Kuwait’s strong fiscal position and external financial consistency have led Fitch Ratings to reaffirm its Long-Term Foreign-Currency Issuer Default Rating at AA-, with a stable outlook.
According to the United States-based ratings firm, Kuwait’s net foreign assets are expected to increase from an estimated 582% of GDP in 2024 to 601% in 2025, making its external balance sheet the strongest of all Fitch-rated sovereigns.
A rating of AA- indicates a strong ability to meet financial obligations and very low credit risk, according to Fitch. As nations in the Middle East gradually diversify their economies by reducing their reliance on crude income, Kuwait’s high rating aligns with this general trend.
While the UAE was rated AA-, Fitch Ratings confirmed Saudi Arabia’s IDR at A+ with a stable outlook in February.
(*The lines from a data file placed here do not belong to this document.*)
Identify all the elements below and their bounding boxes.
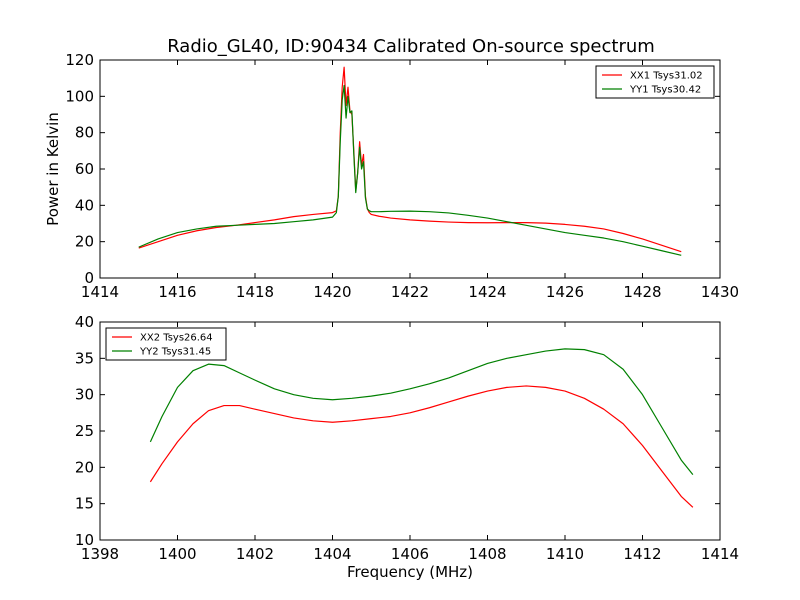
x-tick-label: 1418 bbox=[236, 283, 274, 301]
legend-label: XX2 Tsys26.64 bbox=[140, 333, 213, 344]
x-tick-label: 1414 bbox=[701, 545, 739, 563]
y-tick-label: 30 bbox=[75, 386, 94, 404]
y-tick-label: 0 bbox=[84, 269, 94, 287]
series-line-yy1 bbox=[138, 84, 682, 256]
x-tick-label: 1414 bbox=[81, 283, 119, 301]
x-tick-label: 1430 bbox=[701, 283, 739, 301]
x-tick-label: 1400 bbox=[158, 545, 196, 563]
x-tick-label: 1426 bbox=[546, 283, 584, 301]
legend-label: XX1 Tsys31.02 bbox=[630, 71, 703, 82]
upper-spectrum-panel: 1414 1416 1418 1420 1422 1424 1426 1428 1430 0 20 4… bbox=[44, 51, 739, 301]
y-tick-label: 40 bbox=[75, 196, 94, 214]
y-tick-label: 100 bbox=[65, 87, 94, 105]
x-tick-label: 1410 bbox=[546, 545, 584, 563]
legend-label: YY1 Tsys30.42 bbox=[629, 85, 701, 96]
y-tick-label: 20 bbox=[75, 233, 94, 251]
x-tick-label: 1398 bbox=[81, 545, 119, 563]
x-tick-label: 1404 bbox=[313, 545, 351, 563]
y-tick-label: 40 bbox=[75, 313, 94, 331]
x-tick-label: 1406 bbox=[391, 545, 429, 563]
x-tick-label: 1428 bbox=[623, 283, 661, 301]
x-tick-label: 1424 bbox=[468, 283, 506, 301]
y-tick-label: 60 bbox=[75, 160, 94, 178]
x-tick-label: 1416 bbox=[158, 283, 196, 301]
y-tick-label: 15 bbox=[75, 495, 94, 513]
series-line-xx1 bbox=[138, 66, 682, 253]
legend: XX1 Tsys31.02 YY1 Tsys30.42 bbox=[595, 65, 715, 99]
legend-box bbox=[595, 65, 715, 99]
y-tick-label: 25 bbox=[75, 422, 94, 440]
lower-spectrum-panel: 1398 1400 1402 1404 1406 1408 1410 1412 1414 10 15… bbox=[75, 313, 739, 581]
y-tick-label: 120 bbox=[65, 51, 94, 69]
series-line-yy2 bbox=[149, 348, 694, 475]
y-tick-label: 80 bbox=[75, 124, 94, 142]
y-tick-label: 10 bbox=[75, 531, 94, 549]
y-tick-label: 20 bbox=[75, 458, 94, 476]
series-line-xx2 bbox=[149, 385, 694, 508]
y-axis-title: Power in Kelvin bbox=[44, 112, 62, 226]
legend-label: YY2 Tsys31.45 bbox=[139, 347, 211, 358]
legend: XX2 Tsys26.64 YY2 Tsys31.45 bbox=[105, 327, 227, 361]
x-axis-title: Frequency (MHz) bbox=[347, 563, 473, 581]
x-tick-label: 1422 bbox=[391, 283, 429, 301]
y-tick-label: 35 bbox=[75, 349, 94, 367]
x-tick-label: 1408 bbox=[468, 545, 506, 563]
figure-title: Radio_GL40, ID:90434 Calibrated On-sourc… bbox=[167, 36, 655, 57]
x-tick-label: 1420 bbox=[313, 283, 351, 301]
x-tick-label: 1402 bbox=[236, 545, 274, 563]
legend-box bbox=[105, 327, 227, 361]
x-tick-label: 1412 bbox=[623, 545, 661, 563]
With a low default risk, the Kingdom’s A+ rating demonstrates Saudi Arabia’s strong ability to meet its financial obligations.
“The recently appointed government has initiated reforms aimed at reducing reliance on oil revenue, improving government efficiency, and rationalising spending, capping it at 24.5 billion dinars (USD 79.53 billion), accounting for about 51% of GDP,” said Fitch Ratings.
On January 1, the Kuwaiti government imposed a domestic minimum top-up tax of 15% on multinational corporations, according to the report. The estimated yearly revenue is 250 million dinars, or 0.5% of GDP, and it is anticipated that collections will begin by 2027.
Additionally, the government intends to implement the long-delayed excise tax in the fiscal year that concludes in March 2026.
“Fitch views the increase in reform efforts as positive. However, a significant overhaul of generous public wages and welfare spending (79% of total expenditure; 40% of GDP) is unlikely in the short term, given the state’s deep-rooted generosity toward Kuwaiti citizens and still favourable oil prices,” the analysis added.
Additionally, the Kuwaiti government intends to enact a debt and liquidity law that will allow the nation to take on additional debt. Fitch further stated that the passage of the law, the draft of which is being discussed by the Council of Ministers, would help Kuwait raise new debt to finance nearly 30% of the deficit.
Despite the absence of a public debt law enabling sovereign borrowing, Kuwaiti issuers were the Gulf Cooperation Council’s (GCC) third-largest US dollar debt issuers in 2024. The law is expected to be passed in the fiscal year ending March 2026, although delays are possible, Fitch noted.
Dollar issuance by the sovereign has not taken place since 2017, before the expiry of the previous debt law. However, dollar issuance by Kuwaiti issuers surged to USD 13.6 billion in 2024, up from USD 60 million in 2023, primarily driven by banks. The share of Sukuk in Kuwait’s debt capital market outstanding, on the other hand, rose to 27% by the end of January 2025.
Gross government debt/GDP remains low, at an estimated 2.9% in FY 2024. Fitch forecasts that government debt/GDP will rise if the liquidity law is passed in FY 2025, in addition to the projected deficits and lower oil prices. A USD 4.5 billion Eurobond is maturing in 2027.
“Even without a liquidity law, the government would still be able to meet its financing obligations in the coming years,” the rating agency concluded.